From the DRT Library: An Invitation to Governor Sam Houston’s 1859 Inaugural Ball
After raising private funds to build it, in October of 1950 the Daughters of the Republic of Texas established the DRT Library to house the earliest pieces of its Texas history collection. Over the decades, the Daughters have grown and preserved the collection, receiving praise for the management of the library from those who have used it. Today the collection includes more than 38,000 separate items, including books, maps and other artifacts associated with the history of the Republic and state of Texas, the city of San Antonio and Bexar County.
Although the collection is filled with many amazing artifacts, one of the truly unique and rare pieces is an original invitation to Governor-elect Sam Houston’s inaugural ball in 1859. We recently reproduced this stunning historical artifact and hand-delivered copies of it to members of the Texas Legislature as a keepsake of Texas history. Given the increasing attention on the DRT Library Collection, we wanted to use this piece of Texas history as a way to introduce and demonstrate the nature of the collection to legislators, many of whom are not aware of the collection or the Daughters’ efforts over the years to assemble and preserve it. On these copies, we included information about the original piece, as well as a link to our historical Texas micro-website (http://thetexasstory.com/) as a reintroduction of the DRT and our collection to legislators and their staffers. Our plans are to continue to provide legislators and other Texas leaders with information about and, when possible, keepsakes from the collection that will build recognition and appreciation for the DRT’s role in preserving it.
We also want to shine the spotlight on unique pieces of the collection for the enjoyment of the DRT membership and will be featuring items in future newsletters.
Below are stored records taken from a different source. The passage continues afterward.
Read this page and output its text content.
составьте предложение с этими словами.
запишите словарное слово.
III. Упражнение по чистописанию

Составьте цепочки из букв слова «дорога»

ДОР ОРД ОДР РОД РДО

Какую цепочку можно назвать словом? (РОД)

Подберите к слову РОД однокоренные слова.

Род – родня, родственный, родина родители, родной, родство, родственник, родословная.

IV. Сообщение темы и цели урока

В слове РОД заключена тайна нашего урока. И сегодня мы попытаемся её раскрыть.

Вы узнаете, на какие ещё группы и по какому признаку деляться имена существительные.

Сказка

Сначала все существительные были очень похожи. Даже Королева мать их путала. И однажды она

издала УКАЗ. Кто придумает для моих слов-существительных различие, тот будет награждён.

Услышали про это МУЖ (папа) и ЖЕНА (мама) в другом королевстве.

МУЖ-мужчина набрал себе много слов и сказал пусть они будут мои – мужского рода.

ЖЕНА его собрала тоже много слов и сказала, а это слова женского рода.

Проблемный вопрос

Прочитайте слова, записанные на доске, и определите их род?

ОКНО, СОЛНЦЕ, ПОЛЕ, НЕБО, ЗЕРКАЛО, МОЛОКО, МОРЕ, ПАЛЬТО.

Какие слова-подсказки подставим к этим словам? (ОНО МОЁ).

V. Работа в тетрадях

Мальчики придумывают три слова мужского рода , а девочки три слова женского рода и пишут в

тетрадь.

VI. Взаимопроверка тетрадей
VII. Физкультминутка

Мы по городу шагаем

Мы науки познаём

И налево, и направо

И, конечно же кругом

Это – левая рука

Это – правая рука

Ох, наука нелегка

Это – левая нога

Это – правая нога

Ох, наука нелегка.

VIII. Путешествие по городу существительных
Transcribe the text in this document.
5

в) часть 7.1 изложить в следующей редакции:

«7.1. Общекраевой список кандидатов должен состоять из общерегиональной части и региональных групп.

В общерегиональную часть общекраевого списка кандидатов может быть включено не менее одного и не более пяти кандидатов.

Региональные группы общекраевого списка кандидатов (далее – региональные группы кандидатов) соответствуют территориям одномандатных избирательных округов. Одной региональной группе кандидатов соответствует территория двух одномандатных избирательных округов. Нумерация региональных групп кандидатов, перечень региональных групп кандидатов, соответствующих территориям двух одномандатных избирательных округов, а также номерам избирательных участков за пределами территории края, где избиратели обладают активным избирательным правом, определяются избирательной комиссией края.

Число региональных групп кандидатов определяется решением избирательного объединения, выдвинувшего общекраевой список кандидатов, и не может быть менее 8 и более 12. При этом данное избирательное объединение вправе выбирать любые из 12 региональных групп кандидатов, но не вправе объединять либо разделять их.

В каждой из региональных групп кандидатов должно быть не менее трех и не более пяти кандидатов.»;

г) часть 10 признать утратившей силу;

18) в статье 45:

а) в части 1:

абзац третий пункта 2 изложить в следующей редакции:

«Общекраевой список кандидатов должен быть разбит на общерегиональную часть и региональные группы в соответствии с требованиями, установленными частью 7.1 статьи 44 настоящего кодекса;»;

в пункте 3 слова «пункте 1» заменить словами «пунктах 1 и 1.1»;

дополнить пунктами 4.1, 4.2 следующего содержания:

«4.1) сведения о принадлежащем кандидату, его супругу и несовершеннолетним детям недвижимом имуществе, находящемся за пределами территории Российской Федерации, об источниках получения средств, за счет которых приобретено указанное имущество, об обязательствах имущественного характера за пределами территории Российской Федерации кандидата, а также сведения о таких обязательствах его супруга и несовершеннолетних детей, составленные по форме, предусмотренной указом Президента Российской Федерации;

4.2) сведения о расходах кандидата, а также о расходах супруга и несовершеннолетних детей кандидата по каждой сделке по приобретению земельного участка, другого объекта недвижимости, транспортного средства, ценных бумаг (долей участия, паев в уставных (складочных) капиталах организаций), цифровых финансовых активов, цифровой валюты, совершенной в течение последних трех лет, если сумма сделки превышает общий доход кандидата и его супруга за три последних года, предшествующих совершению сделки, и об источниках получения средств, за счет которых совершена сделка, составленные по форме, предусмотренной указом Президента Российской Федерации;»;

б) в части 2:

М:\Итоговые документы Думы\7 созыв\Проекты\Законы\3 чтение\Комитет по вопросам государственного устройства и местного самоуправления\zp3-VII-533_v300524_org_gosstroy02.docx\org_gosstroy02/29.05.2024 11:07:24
In keeping with that goal, included is a bit of background on the Houston inaugural invitation.
After serving as the first elected president of the Republic of Texas (1836-1838), Sam Houston became the seventh governor of the state of Texas, taking office on December 21, 1859.
Houston had run as an independent on a relatively moderate platform as what he called a “Union Democrat.” He won a relatively close race, 33,257 votes to 27,500, despite the increasing unpopularity of his stance against secession. His opponents decried his election.
According to Marquis James in his biography of Houston, The Raven, the extremists in the Texas legislature reacted negatively to the new governor. He wrote, “In the legislature an appropriation for furnishings for the Executive Mansion was obstructed by a controversy whether Sam Houston, who had lived in a wigwam, should be surrounded by civilized luxuries at public expense. The House debated whether it should offer its quarters for the inaugural ball and, if so, whether the carpet should be removed.”
James continued, “Houston made his own inaugural arrangements. Instead of taking the oath in the House chamber before the Legislature and a select few, he delivered his inaugural address on the portico of the Capitol.”
The invitation was donated to the DRT by Madge Thornall Roberts from her mother’s (Madge Hearne) papers on July 28, 1959. Both ladies have served as president general of DRT. The invitation remains one of the most valued pieces of the DRT’s Library Collection.